ピダハン語には抽象言語が存在しない。だから、数がない、右と左の区別もない、色もない、神もいない、挨拶や感情表現の言葉もない。彼らは直接体験を重視し、言語表現は主に質問、宣言、命令に限られる。そんな言葉を操る彼らは人生全般の苦悩や葛藤とは無縁で、朗らかで、活発で、不安や慢性疲労やパニック障害に悩む人間は皆無だという。MIT(マサチューセッツ工科大学)の脳と認知科学の研究チームに「これまで出会ったなかで最も幸せそうな人々」と評されたりする。
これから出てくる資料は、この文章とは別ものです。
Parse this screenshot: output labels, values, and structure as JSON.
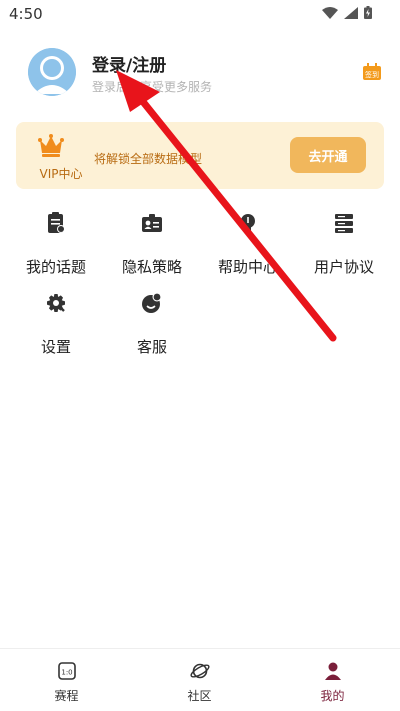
{
  "status_bar": {
    "time": "4:50",
    "icons": [
      "wifi-icon",
      "signal-icon",
      "battery-icon"
    ]
  },
  "profile": {
    "title": "登录/注册",
    "subtitle": "登录后可享受更多服务",
    "avatar_icon": "user-avatar-icon",
    "checkin_icon": "calendar-checkin-icon",
    "checkin_label": "签到"
  },
  "vip_card": {
    "label": "VIP中心",
    "description": "将解锁全部数据模型",
    "button_label": "去开通",
    "icon": "crown-icon"
  },
  "menu": {
    "items": [
      {
        "label": "我的话题",
        "icon": "clipboard-icon"
      },
      {
        "label": "隐私策略",
        "icon": "id-card-icon"
      },
      {
        "label": "帮助中心",
        "icon": "lightbulb-icon"
      },
      {
        "label": "用户协议",
        "icon": "server-list-icon"
      },
      {
        "label": "设置",
        "icon": "gear-icon"
      },
      {
        "label": "客服",
        "icon": "customer-service-icon"
      }
    ]
  },
  "tab_bar": {
    "tabs": [
      {
        "label": "赛程",
        "icon": "scoreboard-icon",
        "active": false
      },
      {
        "label": "社区",
        "icon": "planet-icon",
        "active": false
      },
      {
        "label": "我的",
        "icon": "person-icon",
        "active": true
      }
    ]
  },
  "colors": {
    "accent_active": "#7a1f3a",
    "vip_bg": "#fdf1d6",
    "vip_text": "#b86b12",
    "vip_button": "#f1b75c",
    "annotation_arrow": "#e8141b"
  }
}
言語の構造は使用者の意識を規定するが、ピダハン語では語る者の「直接体験」が重視されることの影響が大きいように思える。禅の発想に近く、言葉にとらわれて原始的な生命の機能を損なっていない感じ、といおうか。読んでいて筆者は、パニック障害の生涯有病率は先進国で発展途上国の5倍近いという疫学調査を思い出した。
ピダハン語の研究のために約30年にわたるフィールドワーク(ピダハンの村で実際に生活)の結果、キリスト教の宣教師だった著者も無神論者に転向してしまう。キリスト教の教義は抽象的で、罪悪感を植えつける社会装置であるという側面があり、ピダハン語が形成する文化社会とは馴染まなかったということだろう。
魚を獲って、隣人と遊び、そのうち死ぬ。それだけで人生は素晴らしい。